The Securities and Exchange Commission has assembled a new enforcement task force focusing on environmental, social and governance and climate-related issues, including how investment advisors are disclosing the details of strategies that tout sustainability.
This comes one day after the SEC’s Division of Examinations released its 2021 examination priorities, which said examiners would be looking out for these issues at firms. But several commissioners questioned whether it would be better for other ESG-related reviews at the agency to conclude before moving forward.
SEC Acting Deputy Director of Enforcement Kelly Gibson will lead the task force, which includes 22 staffers at SEC headquarters, regional offices and specialized units in the Enforcement Division. In addition to analyzing advisors’ and funds’ disclosure and compliance practices, the task force will look into whether issuers’ climate risk disclosures contain “any material gaps or misstatements” under the agency’s current rules.
“Proactively addressing emerging disclosure gaps that threaten investors and the market has always been core to the SEC’s mission,” Gibson said.
But ESG products or strategies were not being targeted in examinations because they were “problematic or bad,” said Kristin A. Snyder, a deputy director, co-national associate director and associate regional director for the SEC’s Examinations Division, during a panel at the Investment Adviser Association’s (IAA) Compliance Conference. Instead, the SEC was looking to see if a firm’s marketing materials concerning ESG products or strategies matched their policies and procedures.
“For example, if a firm is saying they exclude certain stocks from the strategy in their portfolio, do they have mechanisms in place to ensure those securities are being excluded from the portfolio and is that checking going on an ongoing basis?” she said. “Or if there are positive inclusions, a positive screening that’s going on and certain securities are included based on those positive screens, are there ways to test and track that and ensure that’s happening?”
Mark Perlow, a partner at the law firm Dechert LLP, said the SEC had been focused on the ESG trend for several years, even if much of what it had been doing was under the radar. He echoed Snyder’s point that the SEC seemed focused on disclosures and marketing materials and that these correspondences with clients matched actual policies and procedures.
“It’s clear to us that the staff views a significant role for the securities laws and for the SEC here,” he said. “Because you’re making representations to investors about how you manage money. Of course, matching what you do to what you say is a key principle of the securities laws.”
But despite the announcement of the task force, the commissioners were not necessarily in uniform agreement on its purpose. In a joint statement released shortly after the announcement, Commissioners Hester Peirce and Elad Roisman said in many cases, the recent spate of climate-related announcements amounted to continuations of previous procedures.
They cited acting Chair Allison Herren Lee’s recent announcement that the SEC’s Division of Corporation Finance would focus more on climate-related disclosures in public company filings, but the duo stressed that the commissioners had not yet voted on new standards for climate-related disclosure. They also asserted that more exam focus on ESG and climate-related risks was only sensible with the growth of ESG-related products and strategies. But if the point of the new task force was to strengthen previous messaging, Roisman and Peirce found that message to be “an odd one.” They questioned whether it would be “prudent” to wait for the previously announced initiatives to run their course.
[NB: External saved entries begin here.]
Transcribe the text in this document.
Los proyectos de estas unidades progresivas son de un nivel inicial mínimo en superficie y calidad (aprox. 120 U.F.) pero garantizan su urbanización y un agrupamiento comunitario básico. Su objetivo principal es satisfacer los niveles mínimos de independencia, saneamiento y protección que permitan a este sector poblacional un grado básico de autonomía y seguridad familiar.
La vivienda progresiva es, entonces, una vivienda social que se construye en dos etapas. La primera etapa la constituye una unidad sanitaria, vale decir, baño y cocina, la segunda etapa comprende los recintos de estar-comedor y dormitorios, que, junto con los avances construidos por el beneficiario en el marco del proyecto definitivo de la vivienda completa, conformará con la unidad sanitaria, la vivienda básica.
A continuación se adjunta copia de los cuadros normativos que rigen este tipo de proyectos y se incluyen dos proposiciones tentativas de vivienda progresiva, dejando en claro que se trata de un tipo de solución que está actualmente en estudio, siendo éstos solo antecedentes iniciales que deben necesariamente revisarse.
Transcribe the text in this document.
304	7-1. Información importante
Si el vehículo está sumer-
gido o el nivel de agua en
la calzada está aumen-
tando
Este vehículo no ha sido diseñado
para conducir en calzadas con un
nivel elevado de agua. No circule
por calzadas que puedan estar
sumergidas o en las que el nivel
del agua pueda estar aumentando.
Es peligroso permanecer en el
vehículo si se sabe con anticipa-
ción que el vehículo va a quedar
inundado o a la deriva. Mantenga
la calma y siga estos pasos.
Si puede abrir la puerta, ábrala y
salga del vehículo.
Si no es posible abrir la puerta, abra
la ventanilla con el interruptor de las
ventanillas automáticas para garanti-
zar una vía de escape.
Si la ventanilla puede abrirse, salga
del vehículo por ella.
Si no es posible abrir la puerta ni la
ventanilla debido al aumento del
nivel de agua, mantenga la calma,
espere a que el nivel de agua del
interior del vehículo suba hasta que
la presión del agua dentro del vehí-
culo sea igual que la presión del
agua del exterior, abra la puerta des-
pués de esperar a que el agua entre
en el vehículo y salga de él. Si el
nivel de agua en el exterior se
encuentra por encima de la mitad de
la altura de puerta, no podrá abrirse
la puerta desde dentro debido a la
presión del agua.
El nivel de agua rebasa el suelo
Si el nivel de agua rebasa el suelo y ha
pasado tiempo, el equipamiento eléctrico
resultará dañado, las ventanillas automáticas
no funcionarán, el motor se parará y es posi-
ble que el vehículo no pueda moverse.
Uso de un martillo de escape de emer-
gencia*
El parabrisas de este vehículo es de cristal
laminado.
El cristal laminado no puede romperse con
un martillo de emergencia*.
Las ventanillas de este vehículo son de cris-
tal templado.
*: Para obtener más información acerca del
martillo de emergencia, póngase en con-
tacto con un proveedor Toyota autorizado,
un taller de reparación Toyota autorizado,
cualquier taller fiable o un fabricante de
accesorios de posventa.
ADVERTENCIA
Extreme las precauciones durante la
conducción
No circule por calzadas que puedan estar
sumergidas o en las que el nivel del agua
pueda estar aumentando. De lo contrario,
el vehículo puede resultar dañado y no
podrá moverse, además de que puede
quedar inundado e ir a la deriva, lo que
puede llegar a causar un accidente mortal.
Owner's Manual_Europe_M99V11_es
“Better yet, shouldn’t we wait for our Corporation Finance staff to complete its assessment of our existing rules relating to ESG disclosures to find out if they are unclear or in need of updating before we announce an initiative aimed at bringing enforcement actions in this area?” the statement read. “But then maybe the Enforcement Division is merely continuing ongoing efforts with a little extra fanfare.”
SEC Chair nominee Gary Gensler made it clear that climate risk will be an important topic of consideration, during his Senate confirmation hearing earlier this week. Should he be confirmed, there may be a majority on the commission to review (and potentially amend) rules and regulations related to ESG and climate issues.
When asked whether ESG-related examinations would become a routine part of exams or be done in a “sweep” fashion, Peter Driscoll, the director of the SEC’s Division of Examinations who also spoke at the IAA conference, said they would make a determination based on their work and risk analyses prior to inspections.
“It won’t be on every exam, but to the extent it’s a prevalent piece to a particular firm, or if we see something that’s concerning from an advertising perspective, we may scope it in,” he said.